WATTERS: My first car was a 1980 yellow Chrysler Lebaron. We got her for $400. My father got it he used. Any time you a corner, the wheels screeched. So it was like the getaway car from a bank heist. Really embarrassing. Dream car, I will take a Lambo, even though I can't drive it.
(LAUGHTER)
GUILFOYLE: Navy blue Porsche Carrera. But I would like.
WATTERS: One final question is up next.
(COMMERCIAL BREAK)
WILLIAMS: Welcome back. As they are doing one more thing tonight, we will answer one more question. This question comes from Kelly G and it says, which one of you is the most addicted to social media? So I don't even know how - I think we can say who we think. But I don't know. I think Greg is a social media addict.
GUTFELD: I think I am.
PERINO: I put myself in that category. Mostly because I like to keep scrolling to see what is new. I like to see what the conversation is.
WILLIAMS: Yeah. Who would you say, which one of us?
PERINO: It's not Kimberly and it's not you. And Jesse only looks at it for one reason.
(LAUGHTER)
WATTERS: What would that become a Dana?
PERINO: You told us what it was.
WATTERS: What? Look at the nice things that people say about me.
(LAUGHTER)
GUTFELD: I love that.
WATTERS: Just before the half of it is nice and half of it is nasty.
PERINO: He reads this up that is good about him.
GUTFELD: That is good. I only respond to bad stuff.
WATTERS: You are the opposite.
GUTFELD: I look for the bad stuff in a make fun of them. I am like a reverse troller.
WILLIAMS: You are the least addicted. Why is that?
GUILFOYLE: I don't care.
WILLIAMS: You don't care!
(LAUGHTER)
GUILFOYLE: There's nothing they can say about me that will chip away at me or who I am or where I come from our parents or my family.

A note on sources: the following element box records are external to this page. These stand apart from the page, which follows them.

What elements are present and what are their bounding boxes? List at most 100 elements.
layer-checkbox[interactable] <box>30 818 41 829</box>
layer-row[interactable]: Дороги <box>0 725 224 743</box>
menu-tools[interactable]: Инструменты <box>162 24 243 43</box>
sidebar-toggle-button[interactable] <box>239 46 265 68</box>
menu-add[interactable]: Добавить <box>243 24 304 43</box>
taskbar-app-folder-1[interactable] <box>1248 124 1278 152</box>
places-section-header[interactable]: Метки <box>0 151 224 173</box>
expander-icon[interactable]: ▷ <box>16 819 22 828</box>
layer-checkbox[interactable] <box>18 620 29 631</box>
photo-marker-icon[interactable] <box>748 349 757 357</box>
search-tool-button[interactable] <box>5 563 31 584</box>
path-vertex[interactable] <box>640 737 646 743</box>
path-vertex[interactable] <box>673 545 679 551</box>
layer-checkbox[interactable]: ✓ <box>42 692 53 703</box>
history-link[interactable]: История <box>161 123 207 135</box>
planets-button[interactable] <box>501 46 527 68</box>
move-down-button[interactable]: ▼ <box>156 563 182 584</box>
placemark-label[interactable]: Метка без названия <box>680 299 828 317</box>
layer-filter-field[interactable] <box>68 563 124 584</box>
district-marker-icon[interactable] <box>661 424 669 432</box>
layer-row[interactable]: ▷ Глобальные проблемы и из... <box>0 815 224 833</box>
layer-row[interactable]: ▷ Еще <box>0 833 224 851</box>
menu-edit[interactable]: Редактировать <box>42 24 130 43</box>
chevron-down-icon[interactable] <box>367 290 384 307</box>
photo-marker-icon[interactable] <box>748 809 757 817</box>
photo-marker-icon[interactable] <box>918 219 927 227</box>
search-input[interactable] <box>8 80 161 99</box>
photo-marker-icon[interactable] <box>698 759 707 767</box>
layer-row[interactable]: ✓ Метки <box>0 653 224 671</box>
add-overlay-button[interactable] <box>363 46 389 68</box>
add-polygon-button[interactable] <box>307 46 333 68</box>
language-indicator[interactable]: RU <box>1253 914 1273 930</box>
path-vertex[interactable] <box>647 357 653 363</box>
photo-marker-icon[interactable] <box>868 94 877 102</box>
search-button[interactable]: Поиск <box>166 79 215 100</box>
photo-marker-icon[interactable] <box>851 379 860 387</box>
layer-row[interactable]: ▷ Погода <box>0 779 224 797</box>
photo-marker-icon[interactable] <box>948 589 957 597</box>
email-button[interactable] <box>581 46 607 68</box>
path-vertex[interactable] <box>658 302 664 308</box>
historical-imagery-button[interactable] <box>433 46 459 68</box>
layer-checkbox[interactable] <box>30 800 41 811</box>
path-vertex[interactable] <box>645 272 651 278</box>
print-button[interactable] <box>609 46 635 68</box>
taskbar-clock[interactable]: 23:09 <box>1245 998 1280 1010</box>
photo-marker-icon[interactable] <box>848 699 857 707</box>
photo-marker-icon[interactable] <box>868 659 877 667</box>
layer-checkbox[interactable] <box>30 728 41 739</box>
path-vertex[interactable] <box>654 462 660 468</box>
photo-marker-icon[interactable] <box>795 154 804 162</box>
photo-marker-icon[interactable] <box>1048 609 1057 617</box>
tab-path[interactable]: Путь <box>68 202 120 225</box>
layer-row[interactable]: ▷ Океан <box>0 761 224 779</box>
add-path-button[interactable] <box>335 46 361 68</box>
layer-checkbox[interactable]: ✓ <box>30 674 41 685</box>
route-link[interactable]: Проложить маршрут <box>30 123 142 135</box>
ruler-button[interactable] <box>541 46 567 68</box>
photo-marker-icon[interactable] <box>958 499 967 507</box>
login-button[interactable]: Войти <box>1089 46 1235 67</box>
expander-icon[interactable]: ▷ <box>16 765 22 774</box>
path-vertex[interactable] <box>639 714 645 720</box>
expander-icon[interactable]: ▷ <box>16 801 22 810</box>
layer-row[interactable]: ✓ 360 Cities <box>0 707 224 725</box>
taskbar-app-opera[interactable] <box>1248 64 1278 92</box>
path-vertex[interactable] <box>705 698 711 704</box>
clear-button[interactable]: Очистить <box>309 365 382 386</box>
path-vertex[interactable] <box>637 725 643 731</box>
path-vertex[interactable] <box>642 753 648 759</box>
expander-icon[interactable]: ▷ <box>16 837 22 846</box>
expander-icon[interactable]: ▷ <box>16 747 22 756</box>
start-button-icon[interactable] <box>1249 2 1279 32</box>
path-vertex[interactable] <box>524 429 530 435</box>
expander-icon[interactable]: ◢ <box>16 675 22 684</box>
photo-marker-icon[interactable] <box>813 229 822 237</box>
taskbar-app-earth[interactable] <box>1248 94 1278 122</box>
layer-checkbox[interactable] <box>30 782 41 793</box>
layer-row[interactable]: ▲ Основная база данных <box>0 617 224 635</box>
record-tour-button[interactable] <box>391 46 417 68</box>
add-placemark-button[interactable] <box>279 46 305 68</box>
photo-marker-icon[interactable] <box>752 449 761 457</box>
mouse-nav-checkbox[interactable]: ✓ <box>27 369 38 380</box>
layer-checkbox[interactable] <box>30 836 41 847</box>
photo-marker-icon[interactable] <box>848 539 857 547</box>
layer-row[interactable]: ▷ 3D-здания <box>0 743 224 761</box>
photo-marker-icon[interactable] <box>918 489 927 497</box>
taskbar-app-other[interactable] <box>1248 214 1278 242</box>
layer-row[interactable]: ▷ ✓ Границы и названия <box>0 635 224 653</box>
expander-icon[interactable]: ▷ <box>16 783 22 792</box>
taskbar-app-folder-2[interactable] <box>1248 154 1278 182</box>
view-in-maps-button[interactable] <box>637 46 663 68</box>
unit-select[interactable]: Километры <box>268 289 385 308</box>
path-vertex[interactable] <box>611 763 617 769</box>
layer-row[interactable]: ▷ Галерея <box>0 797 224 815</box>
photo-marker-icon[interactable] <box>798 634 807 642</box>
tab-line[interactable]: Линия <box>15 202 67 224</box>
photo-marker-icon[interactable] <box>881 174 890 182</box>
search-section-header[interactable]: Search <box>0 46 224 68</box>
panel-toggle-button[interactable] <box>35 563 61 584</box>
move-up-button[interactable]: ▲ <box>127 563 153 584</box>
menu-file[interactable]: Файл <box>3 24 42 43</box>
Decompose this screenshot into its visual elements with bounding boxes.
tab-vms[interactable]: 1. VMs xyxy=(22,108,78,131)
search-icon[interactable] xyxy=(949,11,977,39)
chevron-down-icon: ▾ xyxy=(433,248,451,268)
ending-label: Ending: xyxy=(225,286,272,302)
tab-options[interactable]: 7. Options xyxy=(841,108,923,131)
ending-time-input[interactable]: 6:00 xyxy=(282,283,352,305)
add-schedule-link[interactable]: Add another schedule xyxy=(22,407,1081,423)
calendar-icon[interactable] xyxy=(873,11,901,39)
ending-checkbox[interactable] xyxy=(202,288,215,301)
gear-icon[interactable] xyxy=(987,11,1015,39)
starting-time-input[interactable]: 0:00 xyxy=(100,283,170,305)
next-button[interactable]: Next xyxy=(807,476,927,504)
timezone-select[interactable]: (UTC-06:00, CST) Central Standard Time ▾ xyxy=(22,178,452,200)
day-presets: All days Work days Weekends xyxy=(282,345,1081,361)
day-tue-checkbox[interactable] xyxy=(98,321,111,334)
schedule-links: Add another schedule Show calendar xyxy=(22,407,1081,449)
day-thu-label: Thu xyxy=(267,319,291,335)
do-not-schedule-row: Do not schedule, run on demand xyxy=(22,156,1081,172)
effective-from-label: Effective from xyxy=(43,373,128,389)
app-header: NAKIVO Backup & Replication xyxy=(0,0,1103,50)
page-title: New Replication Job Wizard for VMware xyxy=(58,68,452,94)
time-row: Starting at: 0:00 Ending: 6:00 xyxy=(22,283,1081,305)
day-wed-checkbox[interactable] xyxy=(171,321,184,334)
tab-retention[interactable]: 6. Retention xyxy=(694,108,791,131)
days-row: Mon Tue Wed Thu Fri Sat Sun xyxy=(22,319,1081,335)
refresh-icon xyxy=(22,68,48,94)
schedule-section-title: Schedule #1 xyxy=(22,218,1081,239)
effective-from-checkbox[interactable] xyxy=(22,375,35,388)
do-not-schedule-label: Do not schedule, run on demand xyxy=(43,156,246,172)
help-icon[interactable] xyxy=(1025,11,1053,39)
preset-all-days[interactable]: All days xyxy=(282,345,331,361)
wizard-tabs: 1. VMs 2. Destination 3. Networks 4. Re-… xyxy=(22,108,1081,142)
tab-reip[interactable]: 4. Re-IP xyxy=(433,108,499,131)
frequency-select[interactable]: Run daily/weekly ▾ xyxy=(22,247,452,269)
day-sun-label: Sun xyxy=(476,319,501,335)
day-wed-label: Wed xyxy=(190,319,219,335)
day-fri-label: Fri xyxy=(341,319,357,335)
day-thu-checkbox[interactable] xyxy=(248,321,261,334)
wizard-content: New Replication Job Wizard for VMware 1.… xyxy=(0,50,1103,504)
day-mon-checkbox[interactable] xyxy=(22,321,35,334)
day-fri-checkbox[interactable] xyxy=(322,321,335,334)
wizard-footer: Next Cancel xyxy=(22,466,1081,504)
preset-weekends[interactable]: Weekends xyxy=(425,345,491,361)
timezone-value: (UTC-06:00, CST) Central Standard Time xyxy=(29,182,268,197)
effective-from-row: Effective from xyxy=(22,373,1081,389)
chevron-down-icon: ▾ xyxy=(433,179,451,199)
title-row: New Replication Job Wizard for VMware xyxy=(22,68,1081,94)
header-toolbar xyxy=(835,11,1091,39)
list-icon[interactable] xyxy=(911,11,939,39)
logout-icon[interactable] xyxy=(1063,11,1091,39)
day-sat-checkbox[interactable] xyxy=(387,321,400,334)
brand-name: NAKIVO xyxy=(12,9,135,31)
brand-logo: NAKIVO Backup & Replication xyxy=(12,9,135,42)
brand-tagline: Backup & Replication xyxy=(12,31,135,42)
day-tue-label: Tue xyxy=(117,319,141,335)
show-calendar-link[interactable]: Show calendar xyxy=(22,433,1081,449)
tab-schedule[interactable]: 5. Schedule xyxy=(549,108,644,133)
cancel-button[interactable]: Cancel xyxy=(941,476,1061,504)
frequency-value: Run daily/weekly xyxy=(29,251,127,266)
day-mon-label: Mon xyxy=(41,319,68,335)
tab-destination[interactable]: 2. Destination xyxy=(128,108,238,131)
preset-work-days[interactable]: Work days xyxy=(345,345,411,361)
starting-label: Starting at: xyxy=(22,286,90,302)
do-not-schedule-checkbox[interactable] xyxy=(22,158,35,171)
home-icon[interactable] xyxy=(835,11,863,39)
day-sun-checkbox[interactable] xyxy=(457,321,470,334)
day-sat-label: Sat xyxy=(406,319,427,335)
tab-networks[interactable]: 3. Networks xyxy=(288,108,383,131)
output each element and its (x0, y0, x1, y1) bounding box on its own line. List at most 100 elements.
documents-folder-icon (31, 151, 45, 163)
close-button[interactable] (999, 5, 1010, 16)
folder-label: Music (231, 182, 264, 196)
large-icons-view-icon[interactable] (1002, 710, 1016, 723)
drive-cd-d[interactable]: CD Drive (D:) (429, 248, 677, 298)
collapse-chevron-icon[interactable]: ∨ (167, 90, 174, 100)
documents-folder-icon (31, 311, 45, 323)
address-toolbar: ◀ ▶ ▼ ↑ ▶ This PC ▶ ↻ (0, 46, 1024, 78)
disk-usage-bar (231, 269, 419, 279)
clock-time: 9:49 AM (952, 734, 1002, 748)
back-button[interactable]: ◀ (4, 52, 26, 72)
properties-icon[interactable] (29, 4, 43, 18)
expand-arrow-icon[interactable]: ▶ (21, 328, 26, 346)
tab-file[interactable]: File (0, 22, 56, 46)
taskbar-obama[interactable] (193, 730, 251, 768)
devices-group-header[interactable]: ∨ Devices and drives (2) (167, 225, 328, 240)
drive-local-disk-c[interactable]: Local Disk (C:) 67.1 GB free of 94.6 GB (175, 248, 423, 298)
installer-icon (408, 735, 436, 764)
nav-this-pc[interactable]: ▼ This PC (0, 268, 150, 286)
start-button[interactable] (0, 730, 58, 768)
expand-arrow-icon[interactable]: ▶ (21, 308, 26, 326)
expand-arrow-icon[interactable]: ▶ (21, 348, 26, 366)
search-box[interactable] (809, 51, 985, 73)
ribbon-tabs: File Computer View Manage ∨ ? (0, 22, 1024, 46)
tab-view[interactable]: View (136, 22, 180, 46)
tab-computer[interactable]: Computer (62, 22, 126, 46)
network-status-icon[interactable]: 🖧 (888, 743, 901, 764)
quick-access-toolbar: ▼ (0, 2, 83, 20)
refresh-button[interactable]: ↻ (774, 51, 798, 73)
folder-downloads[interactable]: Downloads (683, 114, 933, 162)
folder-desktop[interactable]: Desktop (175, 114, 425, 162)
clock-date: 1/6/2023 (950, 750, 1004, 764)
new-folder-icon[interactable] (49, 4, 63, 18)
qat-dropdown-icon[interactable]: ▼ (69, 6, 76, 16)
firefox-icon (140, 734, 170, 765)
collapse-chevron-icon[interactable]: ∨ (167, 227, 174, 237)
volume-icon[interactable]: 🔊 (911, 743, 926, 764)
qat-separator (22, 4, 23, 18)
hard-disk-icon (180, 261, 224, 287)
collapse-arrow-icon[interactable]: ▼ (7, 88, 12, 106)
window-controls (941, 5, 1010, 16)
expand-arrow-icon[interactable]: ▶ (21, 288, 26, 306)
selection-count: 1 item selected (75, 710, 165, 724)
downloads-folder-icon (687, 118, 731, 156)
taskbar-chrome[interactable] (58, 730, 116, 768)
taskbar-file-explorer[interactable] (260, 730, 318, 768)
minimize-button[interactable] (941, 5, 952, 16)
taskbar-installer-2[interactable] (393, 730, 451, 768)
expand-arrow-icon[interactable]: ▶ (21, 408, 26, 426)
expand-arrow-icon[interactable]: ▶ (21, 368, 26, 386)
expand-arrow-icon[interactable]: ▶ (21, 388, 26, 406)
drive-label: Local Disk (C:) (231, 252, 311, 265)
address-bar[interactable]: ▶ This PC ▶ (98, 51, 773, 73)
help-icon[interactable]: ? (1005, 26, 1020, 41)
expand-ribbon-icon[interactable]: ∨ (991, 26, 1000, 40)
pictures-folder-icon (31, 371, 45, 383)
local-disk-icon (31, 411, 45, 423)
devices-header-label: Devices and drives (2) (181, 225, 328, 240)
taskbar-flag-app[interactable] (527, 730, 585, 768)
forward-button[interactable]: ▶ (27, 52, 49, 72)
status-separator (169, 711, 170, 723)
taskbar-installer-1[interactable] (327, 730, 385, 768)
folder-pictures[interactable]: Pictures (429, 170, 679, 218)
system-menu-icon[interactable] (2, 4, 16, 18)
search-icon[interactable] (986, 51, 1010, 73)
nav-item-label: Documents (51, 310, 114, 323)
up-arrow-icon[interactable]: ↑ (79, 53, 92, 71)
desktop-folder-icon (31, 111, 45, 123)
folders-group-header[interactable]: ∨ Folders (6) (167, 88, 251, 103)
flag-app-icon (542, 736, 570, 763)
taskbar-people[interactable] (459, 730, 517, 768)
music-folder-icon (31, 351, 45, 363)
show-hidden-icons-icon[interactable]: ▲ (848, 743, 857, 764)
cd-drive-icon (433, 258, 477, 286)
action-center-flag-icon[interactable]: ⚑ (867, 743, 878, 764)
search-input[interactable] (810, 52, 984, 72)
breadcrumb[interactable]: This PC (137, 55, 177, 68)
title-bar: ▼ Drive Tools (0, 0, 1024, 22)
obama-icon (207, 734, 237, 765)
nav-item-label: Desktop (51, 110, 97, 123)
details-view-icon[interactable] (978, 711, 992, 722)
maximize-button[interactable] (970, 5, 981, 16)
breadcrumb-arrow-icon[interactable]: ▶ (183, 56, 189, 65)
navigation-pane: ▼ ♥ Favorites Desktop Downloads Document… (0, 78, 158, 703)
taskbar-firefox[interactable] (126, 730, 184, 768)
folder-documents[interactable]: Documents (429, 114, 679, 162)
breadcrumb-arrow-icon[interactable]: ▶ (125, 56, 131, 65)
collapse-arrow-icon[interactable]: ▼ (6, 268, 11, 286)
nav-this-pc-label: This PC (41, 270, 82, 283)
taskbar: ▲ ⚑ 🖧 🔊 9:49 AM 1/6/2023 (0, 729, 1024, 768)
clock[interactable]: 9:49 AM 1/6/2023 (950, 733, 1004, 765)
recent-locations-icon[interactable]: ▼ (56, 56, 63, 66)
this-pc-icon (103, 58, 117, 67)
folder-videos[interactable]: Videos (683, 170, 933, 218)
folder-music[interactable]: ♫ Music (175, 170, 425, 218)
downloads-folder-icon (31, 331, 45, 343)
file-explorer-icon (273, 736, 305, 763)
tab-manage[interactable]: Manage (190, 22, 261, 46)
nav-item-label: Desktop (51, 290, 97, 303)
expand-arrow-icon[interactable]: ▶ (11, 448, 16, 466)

WILLIAMS: But people have so much to say.
GUILFOYLE: They do.
PERINO: I find a lot of good in it. I like Instagram. I like to give you both people's beautiful pictures often.
WILLIAMS: Facebook?
PERINO: Facebook I like because -- you don't like Instagram?
WILLIAMS: Facebook is where you keep up with friends and family.
GUILFOYLE: Instagram get the photos so I can see what she is doing on the weekends, Jasper and Peter and the beach.
WATTERS: Juan, you would love Instagram.
GUILFOYLE: That is probably the most fun but I say twitter is the most interesting based on the news. That is what I like.
GUTFELD: Dana I remember you saying you are a big fan of grinder.
GUILFOYLE: That was a mistake she made.
PERINO: I meant tender.
(LAUGHTER)
WATTERS: Greg is much more addicted than I am.
GUTFELD: You know you are addicted when you keep telling yourself that you got to stop doing it. That is when you know you have a problem. A glass of wine after work and I was at their -- or two -- and I will sit there and mess around. I wake up in the morning and I go, did I -- what did I say --
WATTERS: You wake up so drunk that you are like, what did you say last night?
WILLIAMS: If you are walking on the street, looking at your phone, I will bump into you. Thanks for joining us this Labor Day. We will see you back here tomorrow. Please set your DVR so you never, ever miss an episode of "The Five." "Hannity" is up next.